The 10Y broke back into the channel it broke out of several weeks ago, primarily on the enthusiasm around the treasury secretary designate – a hedge fund manager – will keep the plates spinning for another 4 years.
Whether or not he will is another matter. But, for now, the algos believe it and the 10Y is back below 4.3% and VIX has extended its plunge to 22% in the past three sessions – sending futures soaring.

As for the fundamentals, I don’t really see it. Consider the move implied by the USD’s decline – as if yields will really collapse under a more dovish fiscal policy.
The opposite is likely…
…unless, as we’ve said for the past year, oil and gas prices collapse. That’s a big ask for OPEC.
As we enter the past couple of months of the year, we have to acknowledge that a year-end meltup is the norm. It often occurs despite any bearish fundamentals.
In this case, it’s not hard to imagine that a hedge fund manager will focus on supporting equity values – one of the metrics that matters most to Trump.

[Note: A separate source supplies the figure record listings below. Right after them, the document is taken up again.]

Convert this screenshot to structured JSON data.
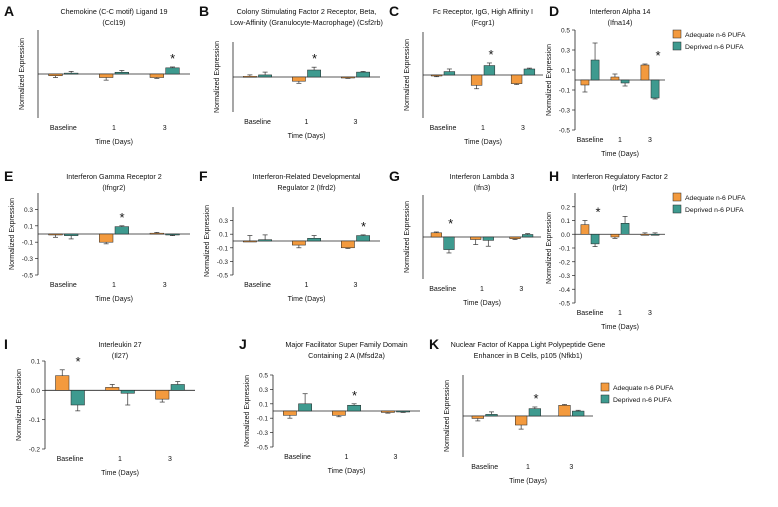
{
  "colors": {
    "adequate": "#F39A3E",
    "deprived": "#3E9A8F",
    "axis": "#222222",
    "error": "#333333"
  },
  "legend": {
    "adequate": "Adequate n-6 PUFA",
    "deprived": "Deprived n-6 PUFA"
  },
  "chart_data": [
    {
      "letter": "A",
      "type": "bar",
      "title": [
        "Chemokine (C-C motif) Ligand 19",
        "(Ccl19)"
      ],
      "ylabel": "Normalized Expression",
      "xlabel": "Time (Days)",
      "categories": [
        "Baseline",
        "1",
        "3"
      ],
      "ylim": [
        -0.5,
        0.5
      ],
      "yticks": [],
      "star": "*",
      "star_index": 2,
      "series": [
        {
          "name": "Adequate n-6 PUFA",
          "values": [
            -0.02,
            -0.04,
            -0.04
          ],
          "errors": [
            0.02,
            0.03,
            0.01
          ]
        },
        {
          "name": "Deprived n-6 PUFA",
          "values": [
            0.01,
            0.02,
            0.07
          ],
          "errors": [
            0.02,
            0.02,
            0.01
          ]
        }
      ]
    },
    {
      "letter": "B",
      "type": "bar",
      "title": [
        "Colony Stimulating Factor 2 Receptor, Beta,",
        "Low-Affinity (Granulocyte-Macrophage) (Csf2rb)"
      ],
      "ylabel": "Normalized Expression",
      "xlabel": "Time (Days)",
      "categories": [
        "Baseline",
        "1",
        "3"
      ],
      "ylim": [
        -0.5,
        0.5
      ],
      "yticks": [],
      "star": "*",
      "star_index": 1,
      "series": [
        {
          "name": "Adequate n-6 PUFA",
          "values": [
            0.01,
            -0.06,
            -0.01
          ],
          "errors": [
            0.02,
            0.03,
            0.01
          ]
        },
        {
          "name": "Deprived n-6 PUFA",
          "values": [
            0.03,
            0.1,
            0.07
          ],
          "errors": [
            0.04,
            0.04,
            0.01
          ]
        }
      ]
    },
    {
      "letter": "C",
      "type": "bar",
      "title": [
        "Fc Receptor, IgG, High Affinity I",
        "(Fcgr1)"
      ],
      "ylabel": "Normalized Expression",
      "xlabel": "Time (Days)",
      "categories": [
        "Baseline",
        "1",
        "3"
      ],
      "ylim": [
        -0.5,
        0.5
      ],
      "yticks": [],
      "star": "*",
      "star_index": 1,
      "series": [
        {
          "name": "Adequate n-6 PUFA",
          "values": [
            -0.01,
            -0.12,
            -0.1
          ],
          "errors": [
            0.01,
            0.04,
            0.01
          ]
        },
        {
          "name": "Deprived n-6 PUFA",
          "values": [
            0.04,
            0.11,
            0.07
          ],
          "errors": [
            0.03,
            0.03,
            0.01
          ]
        }
      ]
    },
    {
      "letter": "D",
      "type": "bar",
      "title": [
        "Interferon Alpha 14",
        "(Ifna14)"
      ],
      "ylabel": "Normalized Expression",
      "xlabel": "Time (Days)",
      "categories": [
        "Baseline",
        "1",
        "3"
      ],
      "ylim": [
        -0.5,
        0.5
      ],
      "yticks": [
        "0.5",
        "0.3",
        "0.1",
        "-0.1",
        "-0.3",
        "-0.5"
      ],
      "star": "*",
      "star_index": 2,
      "series": [
        {
          "name": "Adequate n-6 PUFA",
          "values": [
            -0.05,
            0.03,
            0.15
          ],
          "errors": [
            0.07,
            0.03,
            0.01
          ]
        },
        {
          "name": "Deprived n-6 PUFA",
          "values": [
            0.2,
            -0.03,
            -0.18
          ],
          "errors": [
            0.17,
            0.03,
            0.01
          ]
        }
      ]
    },
    {
      "letter": "E",
      "type": "bar",
      "title": [
        "Interferon Gamma Receptor 2",
        "(Ifngr2)"
      ],
      "ylabel": "Normalized Expression",
      "xlabel": "Time (Days)",
      "categories": [
        "Baseline",
        "1",
        "3"
      ],
      "ylim": [
        -0.5,
        0.5
      ],
      "yticks": [
        "0.3",
        "0.1",
        "-0.1",
        "-0.3",
        "-0.5"
      ],
      "star": "*",
      "star_index": 1,
      "series": [
        {
          "name": "Adequate n-6 PUFA",
          "values": [
            -0.01,
            -0.1,
            0.01
          ],
          "errors": [
            0.03,
            0.02,
            0.01
          ]
        },
        {
          "name": "Deprived n-6 PUFA",
          "values": [
            -0.02,
            0.09,
            -0.01
          ],
          "errors": [
            0.04,
            0.01,
            0.01
          ]
        }
      ]
    },
    {
      "letter": "F",
      "type": "bar",
      "title": [
        "Interferon-Related Developmental",
        "Regulator 2 (Ifrd2)"
      ],
      "ylabel": "Normalized Expression",
      "xlabel": "Time (Days)",
      "categories": [
        "Baseline",
        "1",
        "3"
      ],
      "ylim": [
        -0.5,
        0.5
      ],
      "yticks": [
        "0.3",
        "0.1",
        "-0.1",
        "-0.3",
        "-0.5"
      ],
      "star": "*",
      "star_index": 2,
      "series": [
        {
          "name": "Adequate n-6 PUFA",
          "values": [
            0.0,
            -0.06,
            -0.1
          ],
          "errors": [
            0.08,
            0.04,
            0.01
          ]
        },
        {
          "name": "Deprived n-6 PUFA",
          "values": [
            0.02,
            0.04,
            0.08
          ],
          "errors": [
            0.07,
            0.04,
            0.01
          ]
        }
      ]
    },
    {
      "letter": "G",
      "type": "bar",
      "title": [
        "Interferon Lambda 3",
        "(Ifn3)"
      ],
      "ylabel": "Normalized Expression",
      "xlabel": "Time (Days)",
      "categories": [
        "Baseline",
        "1",
        "3"
      ],
      "ylim": [
        -0.5,
        0.5
      ],
      "yticks": [],
      "star": "*",
      "star_index": 0,
      "series": [
        {
          "name": "Adequate n-6 PUFA",
          "values": [
            0.05,
            -0.03,
            -0.02
          ],
          "errors": [
            0.01,
            0.06,
            0.01
          ]
        },
        {
          "name": "Deprived n-6 PUFA",
          "values": [
            -0.15,
            -0.04,
            0.03
          ],
          "errors": [
            0.04,
            0.07,
            0.01
          ]
        }
      ]
    },
    {
      "letter": "H",
      "type": "bar",
      "title": [
        "Interferon Regulatory Factor 2",
        "(Irf2)"
      ],
      "ylabel": "Normalized Expression",
      "xlabel": "Time (Days)",
      "categories": [
        "Baseline",
        "1",
        "3"
      ],
      "ylim": [
        -0.5,
        0.3
      ],
      "yticks": [
        "0.2",
        "0.1",
        "0.0",
        "-0.1",
        "-0.2",
        "-0.3",
        "-0.4",
        "-0.5"
      ],
      "star": "*",
      "star_index": 0,
      "series": [
        {
          "name": "Adequate n-6 PUFA",
          "values": [
            0.07,
            -0.02,
            0.0
          ],
          "errors": [
            0.03,
            0.01,
            0.01
          ]
        },
        {
          "name": "Deprived n-6 PUFA",
          "values": [
            -0.07,
            0.08,
            0.0
          ],
          "errors": [
            0.02,
            0.05,
            0.01
          ]
        }
      ]
    },
    {
      "letter": "I",
      "type": "bar",
      "title": [
        "Interleukin 27",
        "(Il27)"
      ],
      "ylabel": "Normalized Expression",
      "xlabel": "Time (Days)",
      "categories": [
        "Baseline",
        "1",
        "3"
      ],
      "ylim": [
        -0.2,
        0.1
      ],
      "yticks": [
        "0.1",
        "0.0",
        "-0.1",
        "-0.2"
      ],
      "star": "*",
      "star_index": 0,
      "series": [
        {
          "name": "Adequate n-6 PUFA",
          "values": [
            0.05,
            0.01,
            -0.03
          ],
          "errors": [
            0.02,
            0.01,
            0.01
          ]
        },
        {
          "name": "Deprived n-6 PUFA",
          "values": [
            -0.05,
            -0.01,
            0.02
          ],
          "errors": [
            0.02,
            0.04,
            0.01
          ]
        }
      ]
    },
    {
      "letter": "J",
      "type": "bar",
      "title": [
        "Major Facilitator Super Family Domain",
        "Containing 2 A (Mfsd2a)"
      ],
      "ylabel": "Normalized Expression",
      "xlabel": "Time (Days)",
      "categories": [
        "Baseline",
        "1",
        "3"
      ],
      "ylim": [
        -0.5,
        0.5
      ],
      "yticks": [
        "0.5",
        "0.3",
        "0.1",
        "-0.1",
        "-0.3",
        "-0.5"
      ],
      "star": "*",
      "star_index": 1,
      "series": [
        {
          "name": "Adequate n-6 PUFA",
          "values": [
            -0.06,
            -0.06,
            -0.02
          ],
          "errors": [
            0.04,
            0.02,
            0.01
          ]
        },
        {
          "name": "Deprived n-6 PUFA",
          "values": [
            0.1,
            0.08,
            -0.01
          ],
          "errors": [
            0.14,
            0.02,
            0.01
          ]
        }
      ]
    },
    {
      "letter": "K",
      "type": "bar",
      "title": [
        "Nuclear Factor of Kappa Light Polypeptide Gene",
        "Enhancer in B Cells, p105 (Nfkb1)"
      ],
      "ylabel": "Normalized Expression",
      "xlabel": "Time (Days)",
      "categories": [
        "Baseline",
        "1",
        "3"
      ],
      "ylim": [
        -0.5,
        0.5
      ],
      "yticks": [],
      "star": "*",
      "star_index": 1,
      "series": [
        {
          "name": "Adequate n-6 PUFA",
          "values": [
            -0.03,
            -0.11,
            0.13
          ],
          "errors": [
            0.03,
            0.05,
            0.01
          ]
        },
        {
          "name": "Deprived n-6 PUFA",
          "values": [
            0.02,
            0.09,
            0.06
          ],
          "errors": [
            0.03,
            0.02,
            0.01
          ]
        }
      ]
    }
  ]
}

To the extent that Bessen can influence policy, he will. But the Fed holds the keys to interest rates as they relate to inflation.

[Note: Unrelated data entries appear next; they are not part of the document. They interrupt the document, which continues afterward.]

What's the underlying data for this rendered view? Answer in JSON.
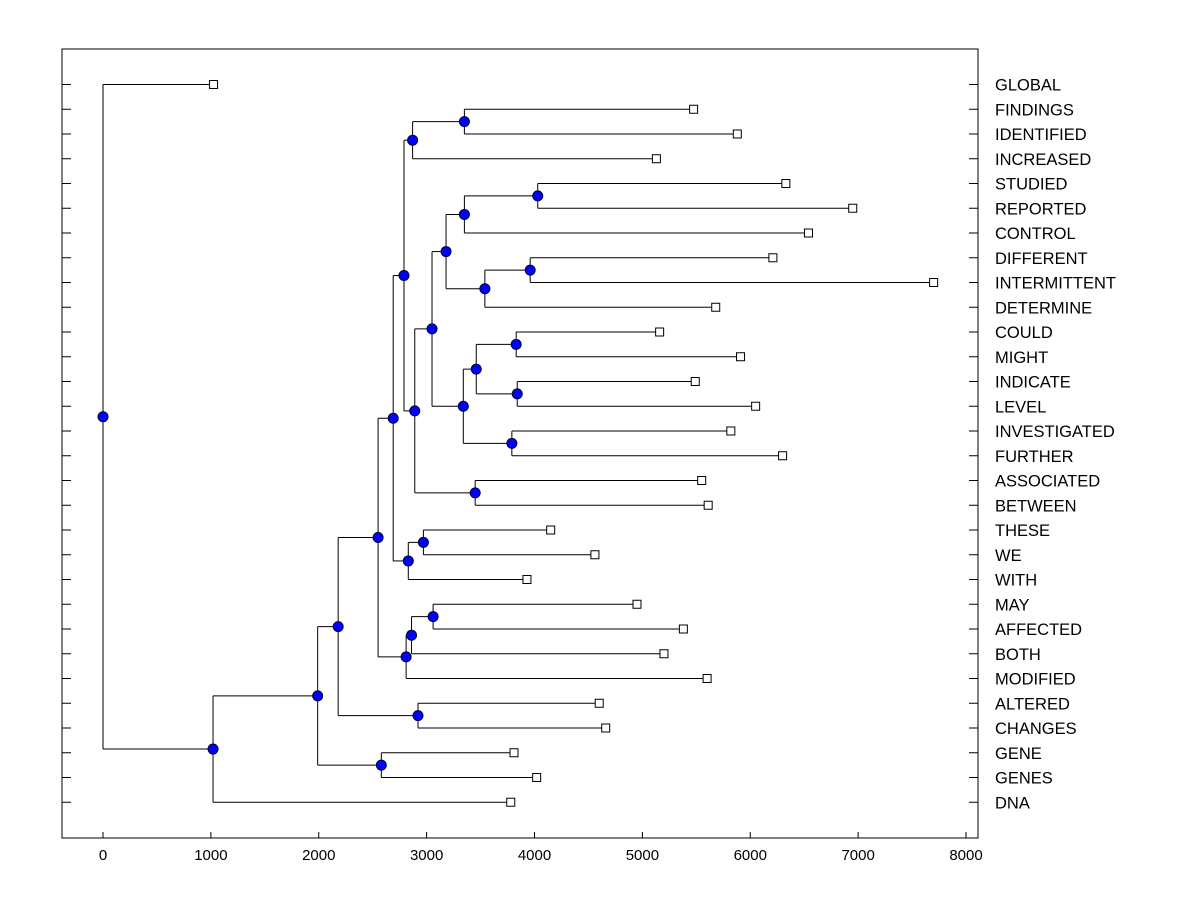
{
  "chart_data": {
    "type": "dendrogram",
    "title": "",
    "xlabel": "",
    "ylabel": "",
    "xlim": [
      -375,
      8000
    ],
    "x_ticks": [
      0,
      1000,
      2000,
      3000,
      4000,
      5000,
      6000,
      7000,
      8000
    ],
    "x_tick_labels": [
      "0",
      "1000",
      "2000",
      "3000",
      "4000",
      "5000",
      "6000",
      "7000",
      "8000"
    ],
    "grid": false,
    "legend": "none",
    "colors": {
      "node_fill": "#0000ff",
      "node_stroke": "#000033",
      "line": "#000000",
      "leaf_fill": "#ffffff"
    },
    "leaves": [
      {
        "label": "GLOBAL",
        "value": 1025
      },
      {
        "label": "FINDINGS",
        "value": 5475
      },
      {
        "label": "IDENTIFIED",
        "value": 5880
      },
      {
        "label": "INCREASED",
        "value": 5130
      },
      {
        "label": "STUDIED",
        "value": 6330
      },
      {
        "label": "REPORTED",
        "value": 6950
      },
      {
        "label": "CONTROL",
        "value": 6540
      },
      {
        "label": "DIFFERENT",
        "value": 6210
      },
      {
        "label": "INTERMITTENT",
        "value": 7700
      },
      {
        "label": "DETERMINE",
        "value": 5680
      },
      {
        "label": "COULD",
        "value": 5160
      },
      {
        "label": "MIGHT",
        "value": 5910
      },
      {
        "label": "INDICATE",
        "value": 5490
      },
      {
        "label": "LEVEL",
        "value": 6050
      },
      {
        "label": "INVESTIGATED",
        "value": 5820
      },
      {
        "label": "FURTHER",
        "value": 6300
      },
      {
        "label": "ASSOCIATED",
        "value": 5550
      },
      {
        "label": "BETWEEN",
        "value": 5610
      },
      {
        "label": "THESE",
        "value": 4150
      },
      {
        "label": "WE",
        "value": 4560
      },
      {
        "label": "WITH",
        "value": 3930
      },
      {
        "label": "MAY",
        "value": 4950
      },
      {
        "label": "AFFECTED",
        "value": 5380
      },
      {
        "label": "BOTH",
        "value": 5200
      },
      {
        "label": "MODIFIED",
        "value": 5600
      },
      {
        "label": "ALTERED",
        "value": 4600
      },
      {
        "label": "CHANGES",
        "value": 4660
      },
      {
        "label": "GENE",
        "value": 3810
      },
      {
        "label": "GENES",
        "value": 4020
      },
      {
        "label": "DNA",
        "value": 3780
      }
    ],
    "nodes": [
      {
        "id": "n_findings_identified",
        "value": 3350,
        "children": [
          "L1",
          "L2"
        ]
      },
      {
        "id": "n_fi_increased",
        "value": 2870,
        "children": [
          "n_findings_identified",
          "L3"
        ]
      },
      {
        "id": "n_studied_reported",
        "value": 4030,
        "children": [
          "L4",
          "L5"
        ]
      },
      {
        "id": "n_sr_control",
        "value": 3350,
        "children": [
          "n_studied_reported",
          "L6"
        ]
      },
      {
        "id": "n_different_intermittent",
        "value": 3960,
        "children": [
          "L7",
          "L8"
        ]
      },
      {
        "id": "n_di_determine",
        "value": 3540,
        "children": [
          "n_different_intermittent",
          "L9"
        ]
      },
      {
        "id": "n_src_did",
        "value": 3180,
        "children": [
          "n_sr_control",
          "n_di_determine"
        ]
      },
      {
        "id": "n_could_might",
        "value": 3830,
        "children": [
          "L10",
          "L11"
        ]
      },
      {
        "id": "n_indicate_level",
        "value": 3840,
        "children": [
          "L12",
          "L13"
        ]
      },
      {
        "id": "n_cm_il",
        "value": 3460,
        "children": [
          "n_could_might",
          "n_indicate_level"
        ]
      },
      {
        "id": "n_investigated_further",
        "value": 3790,
        "children": [
          "L14",
          "L15"
        ]
      },
      {
        "id": "n_cmil_if",
        "value": 3340,
        "children": [
          "n_cm_il",
          "n_investigated_further"
        ]
      },
      {
        "id": "n_mid_group",
        "value": 3050,
        "children": [
          "n_src_did",
          "n_cmil_if"
        ]
      },
      {
        "id": "n_associated_between",
        "value": 3450,
        "children": [
          "L16",
          "L17"
        ]
      },
      {
        "id": "n_mid_ab",
        "value": 2890,
        "children": [
          "n_mid_group",
          "n_associated_between"
        ]
      },
      {
        "id": "n_upper",
        "value": 2790,
        "children": [
          "n_fi_increased",
          "n_mid_ab"
        ]
      },
      {
        "id": "n_these_we",
        "value": 2970,
        "children": [
          "L18",
          "L19"
        ]
      },
      {
        "id": "n_tw_with",
        "value": 2830,
        "children": [
          "n_these_we",
          "L20"
        ]
      },
      {
        "id": "n_upper_tww",
        "value": 2690,
        "children": [
          "n_upper",
          "n_tw_with"
        ]
      },
      {
        "id": "n_may_affected",
        "value": 3060,
        "children": [
          "L21",
          "L22"
        ]
      },
      {
        "id": "n_ma_both",
        "value": 2860,
        "children": [
          "n_may_affected",
          "L23"
        ]
      },
      {
        "id": "n_mab_modified",
        "value": 2810,
        "children": [
          "n_ma_both",
          "L24"
        ]
      },
      {
        "id": "n_big",
        "value": 2550,
        "children": [
          "n_upper_tww",
          "n_mab_modified"
        ]
      },
      {
        "id": "n_altered_changes",
        "value": 2920,
        "children": [
          "L25",
          "L26"
        ]
      },
      {
        "id": "n_big_ac",
        "value": 2180,
        "children": [
          "n_big",
          "n_altered_changes"
        ]
      },
      {
        "id": "n_gene_genes",
        "value": 2580,
        "children": [
          "L27",
          "L28"
        ]
      },
      {
        "id": "n_bigac_gg",
        "value": 1990,
        "children": [
          "n_big_ac",
          "n_gene_genes"
        ]
      },
      {
        "id": "n_with_dna",
        "value": 1020,
        "children": [
          "n_bigac_gg",
          "L29"
        ]
      },
      {
        "id": "n_root",
        "value": 0,
        "children": [
          "L0",
          "n_with_dna"
        ]
      }
    ]
  }
}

And, Trump’s policies – again, with the exception of encouraging more domestic oil production – will surely be inflationary. The idea that DOGE will slash a trillion or more from the federal deficit is delusional – especially if tax cuts for corporations and wealthy individuals kick in.
The most that they can hope for is that lower corporate taxes – if enacted – will allow public companies to operate more profitably, which is obviously bullish and sets up an interesting tug of war between the equity market and interest rates.
Perhaps that’s why the 2s10s has reinverted.
Just a quick reminder, I will be out the the next day or two. I expect to be able to post Friday, though it’ll be a pretty quiet day.
I wish everyone a wonderful Thanksgiving holiday!